*Free* remains the problem
Just as with Google, Facebook and Twitter, the free part is actually the sickness at the heart of all these privacy, advert, intrusion and manipulation problems.
If something claims to be "free" ... it's almost certainly a marketurd's lie. There is no "free" if there are conditions attached. BOGOF in the supermakret is not free, because there is a condition attached: you have to buy one. "Free if you fill in our poll" is not free. "Free if we can seize your data and analyse it to try and sell you shit" is not free.
Thus we have Facebook Cancer: sheer exploitation in the name of almost insane greed.
But people are eternally stupid, lazy and greedy, and so they keep licking up "free" and getting shafted.
My radical view is that the law should absolutely prohibit any private companies collecting one scrap of data more than is required for operational compliance, purchasing, delivery, provision of services etc.

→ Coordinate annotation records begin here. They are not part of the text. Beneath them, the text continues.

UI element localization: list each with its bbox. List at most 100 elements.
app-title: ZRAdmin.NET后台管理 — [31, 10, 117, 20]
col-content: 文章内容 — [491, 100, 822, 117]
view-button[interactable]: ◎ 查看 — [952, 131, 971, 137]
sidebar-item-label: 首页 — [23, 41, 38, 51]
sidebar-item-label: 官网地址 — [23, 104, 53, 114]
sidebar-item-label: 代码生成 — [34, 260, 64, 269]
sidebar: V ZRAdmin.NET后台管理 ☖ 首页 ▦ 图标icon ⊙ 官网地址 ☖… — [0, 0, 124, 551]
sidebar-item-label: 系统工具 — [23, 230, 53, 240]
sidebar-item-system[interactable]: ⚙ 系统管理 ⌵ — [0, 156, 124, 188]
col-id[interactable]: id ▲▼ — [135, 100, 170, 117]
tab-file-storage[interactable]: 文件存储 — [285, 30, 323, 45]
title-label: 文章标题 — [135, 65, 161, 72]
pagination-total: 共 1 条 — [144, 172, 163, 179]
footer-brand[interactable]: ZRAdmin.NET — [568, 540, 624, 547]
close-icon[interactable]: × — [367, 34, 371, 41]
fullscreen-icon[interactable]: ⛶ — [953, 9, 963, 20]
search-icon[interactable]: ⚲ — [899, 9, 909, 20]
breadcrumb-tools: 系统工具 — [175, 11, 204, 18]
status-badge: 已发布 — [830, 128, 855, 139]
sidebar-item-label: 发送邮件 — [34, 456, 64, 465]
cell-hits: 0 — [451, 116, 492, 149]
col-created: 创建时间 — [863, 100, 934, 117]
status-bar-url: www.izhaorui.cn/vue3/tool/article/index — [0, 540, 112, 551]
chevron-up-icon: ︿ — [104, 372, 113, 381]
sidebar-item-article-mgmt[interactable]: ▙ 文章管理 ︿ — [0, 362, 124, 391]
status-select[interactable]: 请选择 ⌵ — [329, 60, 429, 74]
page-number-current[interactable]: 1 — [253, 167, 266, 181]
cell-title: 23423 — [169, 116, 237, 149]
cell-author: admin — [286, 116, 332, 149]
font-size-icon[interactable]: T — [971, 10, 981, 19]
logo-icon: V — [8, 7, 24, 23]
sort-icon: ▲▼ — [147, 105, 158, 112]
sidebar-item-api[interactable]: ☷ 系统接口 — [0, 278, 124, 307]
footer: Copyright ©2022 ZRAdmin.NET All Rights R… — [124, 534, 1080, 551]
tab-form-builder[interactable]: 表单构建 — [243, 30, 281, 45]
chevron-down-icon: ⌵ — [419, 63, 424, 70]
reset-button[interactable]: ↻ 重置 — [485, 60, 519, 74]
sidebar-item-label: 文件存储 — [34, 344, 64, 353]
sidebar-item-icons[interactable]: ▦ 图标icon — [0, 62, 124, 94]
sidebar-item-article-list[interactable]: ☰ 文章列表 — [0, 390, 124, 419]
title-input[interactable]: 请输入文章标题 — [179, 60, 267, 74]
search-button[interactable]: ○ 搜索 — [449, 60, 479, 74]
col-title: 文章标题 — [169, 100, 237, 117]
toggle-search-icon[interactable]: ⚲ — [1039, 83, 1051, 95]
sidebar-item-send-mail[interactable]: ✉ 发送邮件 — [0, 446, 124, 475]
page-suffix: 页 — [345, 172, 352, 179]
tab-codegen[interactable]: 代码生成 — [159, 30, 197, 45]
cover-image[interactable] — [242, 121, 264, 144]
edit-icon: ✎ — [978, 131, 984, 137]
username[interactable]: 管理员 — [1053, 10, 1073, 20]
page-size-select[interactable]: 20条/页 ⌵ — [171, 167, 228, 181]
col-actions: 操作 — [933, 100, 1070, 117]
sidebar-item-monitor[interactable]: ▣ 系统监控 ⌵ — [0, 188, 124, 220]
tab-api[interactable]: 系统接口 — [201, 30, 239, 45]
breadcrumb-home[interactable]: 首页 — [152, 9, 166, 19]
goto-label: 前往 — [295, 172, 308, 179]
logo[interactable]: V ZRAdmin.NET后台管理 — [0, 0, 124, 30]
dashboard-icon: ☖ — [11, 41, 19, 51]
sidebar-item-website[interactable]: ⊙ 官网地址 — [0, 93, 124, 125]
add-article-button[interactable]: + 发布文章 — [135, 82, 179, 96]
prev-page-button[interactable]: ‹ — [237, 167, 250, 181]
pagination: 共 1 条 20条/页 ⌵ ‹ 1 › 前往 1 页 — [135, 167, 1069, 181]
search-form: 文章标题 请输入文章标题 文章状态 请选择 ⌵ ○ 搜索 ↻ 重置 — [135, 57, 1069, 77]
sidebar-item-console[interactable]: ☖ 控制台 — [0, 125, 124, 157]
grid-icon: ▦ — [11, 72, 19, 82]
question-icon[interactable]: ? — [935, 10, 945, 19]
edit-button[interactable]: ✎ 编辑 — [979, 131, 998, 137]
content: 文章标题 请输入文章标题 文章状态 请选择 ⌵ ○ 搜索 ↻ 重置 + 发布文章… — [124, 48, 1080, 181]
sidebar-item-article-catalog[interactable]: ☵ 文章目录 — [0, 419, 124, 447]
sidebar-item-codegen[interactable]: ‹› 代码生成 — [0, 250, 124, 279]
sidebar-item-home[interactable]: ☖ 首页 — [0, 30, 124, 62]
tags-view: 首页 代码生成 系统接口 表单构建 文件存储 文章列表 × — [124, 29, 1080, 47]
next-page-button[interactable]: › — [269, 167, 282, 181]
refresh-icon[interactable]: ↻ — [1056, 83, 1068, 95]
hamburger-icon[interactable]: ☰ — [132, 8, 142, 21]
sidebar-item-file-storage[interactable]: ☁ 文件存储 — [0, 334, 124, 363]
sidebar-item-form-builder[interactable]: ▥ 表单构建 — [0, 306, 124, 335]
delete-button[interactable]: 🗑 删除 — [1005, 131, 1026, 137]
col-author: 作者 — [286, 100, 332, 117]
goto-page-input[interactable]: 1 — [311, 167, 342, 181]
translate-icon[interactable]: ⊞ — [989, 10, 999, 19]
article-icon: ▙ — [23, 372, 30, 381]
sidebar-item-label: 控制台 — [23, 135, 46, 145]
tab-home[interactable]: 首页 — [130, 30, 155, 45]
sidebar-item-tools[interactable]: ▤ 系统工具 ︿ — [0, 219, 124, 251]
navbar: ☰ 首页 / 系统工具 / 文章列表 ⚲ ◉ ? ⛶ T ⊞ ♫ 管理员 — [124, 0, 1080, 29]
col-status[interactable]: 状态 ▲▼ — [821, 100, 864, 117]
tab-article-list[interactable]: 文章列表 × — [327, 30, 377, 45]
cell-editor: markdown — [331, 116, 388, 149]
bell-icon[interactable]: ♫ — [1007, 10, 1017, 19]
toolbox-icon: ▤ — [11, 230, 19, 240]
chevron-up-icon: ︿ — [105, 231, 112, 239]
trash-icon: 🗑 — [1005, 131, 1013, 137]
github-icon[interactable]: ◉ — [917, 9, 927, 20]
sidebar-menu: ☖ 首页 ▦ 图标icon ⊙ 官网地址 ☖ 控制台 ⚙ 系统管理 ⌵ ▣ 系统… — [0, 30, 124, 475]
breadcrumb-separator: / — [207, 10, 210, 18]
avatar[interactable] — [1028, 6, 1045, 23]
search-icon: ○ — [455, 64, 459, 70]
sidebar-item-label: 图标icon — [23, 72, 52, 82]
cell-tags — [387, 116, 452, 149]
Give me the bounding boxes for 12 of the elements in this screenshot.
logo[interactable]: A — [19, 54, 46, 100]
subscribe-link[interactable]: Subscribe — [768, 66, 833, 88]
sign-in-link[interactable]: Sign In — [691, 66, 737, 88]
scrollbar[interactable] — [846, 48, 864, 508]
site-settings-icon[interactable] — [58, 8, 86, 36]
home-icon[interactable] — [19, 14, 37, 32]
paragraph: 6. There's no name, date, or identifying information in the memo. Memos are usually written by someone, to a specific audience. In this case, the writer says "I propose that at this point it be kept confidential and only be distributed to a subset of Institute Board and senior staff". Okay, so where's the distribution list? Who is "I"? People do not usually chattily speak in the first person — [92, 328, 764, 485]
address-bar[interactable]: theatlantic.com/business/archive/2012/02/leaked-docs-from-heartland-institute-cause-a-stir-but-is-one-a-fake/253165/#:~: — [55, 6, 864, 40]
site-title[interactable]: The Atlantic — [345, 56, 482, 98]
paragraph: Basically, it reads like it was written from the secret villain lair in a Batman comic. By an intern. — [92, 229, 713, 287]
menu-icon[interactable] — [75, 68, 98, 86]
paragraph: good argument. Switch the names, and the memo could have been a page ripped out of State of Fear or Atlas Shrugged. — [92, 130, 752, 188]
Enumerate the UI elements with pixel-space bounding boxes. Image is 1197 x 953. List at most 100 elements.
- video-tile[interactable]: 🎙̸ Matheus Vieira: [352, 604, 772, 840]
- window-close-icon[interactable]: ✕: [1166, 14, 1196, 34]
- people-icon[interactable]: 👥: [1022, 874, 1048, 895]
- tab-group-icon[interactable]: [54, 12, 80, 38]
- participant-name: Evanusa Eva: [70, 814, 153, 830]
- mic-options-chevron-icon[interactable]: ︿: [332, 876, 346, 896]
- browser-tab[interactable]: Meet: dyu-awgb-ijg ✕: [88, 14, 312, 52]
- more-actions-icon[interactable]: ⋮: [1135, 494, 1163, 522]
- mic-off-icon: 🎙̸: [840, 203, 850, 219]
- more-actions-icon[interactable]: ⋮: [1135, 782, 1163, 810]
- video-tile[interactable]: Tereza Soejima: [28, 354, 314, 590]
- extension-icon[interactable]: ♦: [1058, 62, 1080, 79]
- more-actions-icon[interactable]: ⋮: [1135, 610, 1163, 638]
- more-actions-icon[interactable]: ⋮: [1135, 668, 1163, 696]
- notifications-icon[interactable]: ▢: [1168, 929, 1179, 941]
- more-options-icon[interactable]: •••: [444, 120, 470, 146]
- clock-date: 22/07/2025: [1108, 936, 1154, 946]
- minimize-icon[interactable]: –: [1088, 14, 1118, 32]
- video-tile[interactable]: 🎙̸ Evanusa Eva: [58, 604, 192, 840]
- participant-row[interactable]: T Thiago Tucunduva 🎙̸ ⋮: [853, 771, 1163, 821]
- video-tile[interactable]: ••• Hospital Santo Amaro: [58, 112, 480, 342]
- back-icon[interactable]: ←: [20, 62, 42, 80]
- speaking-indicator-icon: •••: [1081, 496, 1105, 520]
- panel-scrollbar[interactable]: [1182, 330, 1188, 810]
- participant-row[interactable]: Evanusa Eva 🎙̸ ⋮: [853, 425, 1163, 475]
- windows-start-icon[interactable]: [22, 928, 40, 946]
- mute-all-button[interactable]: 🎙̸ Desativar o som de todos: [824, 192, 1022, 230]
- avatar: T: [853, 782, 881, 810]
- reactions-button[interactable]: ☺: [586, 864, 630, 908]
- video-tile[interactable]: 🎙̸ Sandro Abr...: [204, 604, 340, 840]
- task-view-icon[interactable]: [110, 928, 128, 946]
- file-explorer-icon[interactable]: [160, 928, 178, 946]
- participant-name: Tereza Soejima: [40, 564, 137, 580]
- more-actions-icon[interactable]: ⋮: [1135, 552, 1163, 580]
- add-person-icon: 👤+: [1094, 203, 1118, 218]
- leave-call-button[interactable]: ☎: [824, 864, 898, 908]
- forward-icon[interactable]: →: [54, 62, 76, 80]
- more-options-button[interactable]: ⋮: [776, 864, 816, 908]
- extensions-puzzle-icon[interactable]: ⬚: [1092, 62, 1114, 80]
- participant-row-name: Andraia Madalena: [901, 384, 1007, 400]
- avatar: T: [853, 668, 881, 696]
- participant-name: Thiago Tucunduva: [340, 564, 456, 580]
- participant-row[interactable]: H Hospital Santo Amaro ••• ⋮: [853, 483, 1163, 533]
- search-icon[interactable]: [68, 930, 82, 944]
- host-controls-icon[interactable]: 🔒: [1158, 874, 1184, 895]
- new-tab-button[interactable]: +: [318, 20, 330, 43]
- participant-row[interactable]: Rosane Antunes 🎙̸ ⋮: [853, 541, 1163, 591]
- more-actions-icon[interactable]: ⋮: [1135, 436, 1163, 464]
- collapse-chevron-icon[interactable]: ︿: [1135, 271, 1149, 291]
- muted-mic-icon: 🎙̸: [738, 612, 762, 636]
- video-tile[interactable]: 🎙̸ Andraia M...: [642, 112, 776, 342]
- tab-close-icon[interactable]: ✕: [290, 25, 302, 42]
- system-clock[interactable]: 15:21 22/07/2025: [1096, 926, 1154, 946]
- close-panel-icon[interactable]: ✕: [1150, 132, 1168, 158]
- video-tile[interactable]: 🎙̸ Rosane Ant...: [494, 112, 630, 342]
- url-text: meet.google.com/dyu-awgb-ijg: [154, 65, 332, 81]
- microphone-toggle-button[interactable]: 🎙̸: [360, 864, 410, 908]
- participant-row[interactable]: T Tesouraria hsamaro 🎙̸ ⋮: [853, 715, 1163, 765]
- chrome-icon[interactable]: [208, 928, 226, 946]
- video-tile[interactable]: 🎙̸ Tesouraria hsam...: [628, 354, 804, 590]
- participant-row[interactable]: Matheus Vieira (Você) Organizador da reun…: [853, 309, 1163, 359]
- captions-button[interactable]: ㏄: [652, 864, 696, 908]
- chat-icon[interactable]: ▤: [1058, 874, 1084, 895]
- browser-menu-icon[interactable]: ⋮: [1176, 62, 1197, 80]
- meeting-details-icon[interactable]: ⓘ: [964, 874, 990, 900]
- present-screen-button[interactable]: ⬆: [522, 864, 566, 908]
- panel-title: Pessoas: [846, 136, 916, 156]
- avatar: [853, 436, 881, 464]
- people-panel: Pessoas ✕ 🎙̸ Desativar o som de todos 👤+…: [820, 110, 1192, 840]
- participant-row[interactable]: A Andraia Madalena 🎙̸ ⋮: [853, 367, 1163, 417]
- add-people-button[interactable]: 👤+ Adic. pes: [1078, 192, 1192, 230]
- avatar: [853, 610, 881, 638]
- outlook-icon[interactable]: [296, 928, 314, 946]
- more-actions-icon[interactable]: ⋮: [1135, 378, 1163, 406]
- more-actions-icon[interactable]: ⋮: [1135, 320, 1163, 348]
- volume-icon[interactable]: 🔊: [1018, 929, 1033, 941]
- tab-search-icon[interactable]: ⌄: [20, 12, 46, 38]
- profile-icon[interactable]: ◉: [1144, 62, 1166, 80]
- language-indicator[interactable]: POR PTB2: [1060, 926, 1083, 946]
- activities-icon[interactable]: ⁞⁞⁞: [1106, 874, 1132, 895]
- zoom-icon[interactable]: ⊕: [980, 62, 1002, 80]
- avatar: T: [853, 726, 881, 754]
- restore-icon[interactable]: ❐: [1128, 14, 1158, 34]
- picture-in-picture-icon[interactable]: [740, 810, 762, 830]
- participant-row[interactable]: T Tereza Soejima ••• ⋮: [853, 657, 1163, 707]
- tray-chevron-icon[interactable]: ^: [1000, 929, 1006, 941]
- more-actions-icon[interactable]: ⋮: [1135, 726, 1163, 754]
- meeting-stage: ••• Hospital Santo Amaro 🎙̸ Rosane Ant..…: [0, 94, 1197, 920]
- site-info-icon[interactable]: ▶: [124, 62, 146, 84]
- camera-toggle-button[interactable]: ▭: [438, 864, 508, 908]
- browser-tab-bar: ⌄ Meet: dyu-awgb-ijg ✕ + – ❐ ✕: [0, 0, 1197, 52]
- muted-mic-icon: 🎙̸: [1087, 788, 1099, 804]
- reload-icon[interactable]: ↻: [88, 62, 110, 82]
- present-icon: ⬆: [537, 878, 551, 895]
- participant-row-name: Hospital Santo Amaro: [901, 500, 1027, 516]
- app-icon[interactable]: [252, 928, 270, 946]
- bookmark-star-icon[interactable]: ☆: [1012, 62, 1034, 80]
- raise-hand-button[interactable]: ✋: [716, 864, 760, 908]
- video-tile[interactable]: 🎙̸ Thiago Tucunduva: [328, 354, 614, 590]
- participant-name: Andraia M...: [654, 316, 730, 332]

Not a single item of data that has no operational use. Creation of such data would also be banned. Past purchase history would be an exception for obvious reasons, but even then your supplier would be flatly prohibited from any collective crunching on that data beyond preparing accounts. There would be none of this "Other things you might like ..." garbage, which is always laughably wrong anyway.
Why would this be good? Because Facebook and Google etc would then have to start charging for services. Whether it's $2/month for Facebook or £1.00 for 10,000 Google searches, or whatever, they would have to charge for their service, and you would revert to being what you always should have been: a paying customer with rights, dignity, privacy and very clear protections and entitlements.
If based on a degree of volume, you might even find that the 'net wasn't quite so full of shit, like photos of some idiot's lunch, or endless Twittorrhoea. Hell, people might even re-learn how to remember things instead of turning to Google every two minutes.
(If we charged just 1p for every ten emails sent, we could end the scourge of spam, get people to think more about the value of what they use on the 'net, and generate billions for a fund for internet security improvements or whatever. The disgusting Google model of spying on your private correspondence in order to sell shit would never have happened.)
Other benefits: forced into a paying model, the giants could at last be challenged by upstarts. We could see decent social media rivals to Facebook popping up, ready to compete on price, speed, privacy, ethics and efficiency. DDG could transition from being a niche engine (which sucks some Google stuff anyway) with a stupid off-putting name, to a genuine competitor to Google.
Yet another advantage is that adverts would abruptly have to move from the "throw shit at a wall and see what sticks" mode we see today—where internet ads are actually even worse, shittier and more amateurish than radio ads, something you wouldn't have thought possible—to becoming creative, imaginative, entertaining and attention-catching in good ways. Think of the difference between an old Carling (swill) ad with the Mission Impossible squirrel versus today's witless "He who drinks Foster's" (even worse swill) trash ads. Ads don't have to be clumsy garbage. We simply need to create a playing field where they cost enough to be worth doing properly.
Remember when the internet had choice aplenty, and you could look for what worked best for you, and vote with your feet? When the 'net actually felt lilke a place of opportunity and innovation and new ideas?
If we (or our governments, which is the obvious weak point in all this, being run by lobbyist-funded morons) were prepared to think radically and creatively about Facebook Cancer we could actually solve it quite easily. It needs only legislation, and the market would then sort itself out (while squealing like pigs, I grant you).
We really just need to wake the f*** up and start thinking about what kind of 'net we want for our grand-children.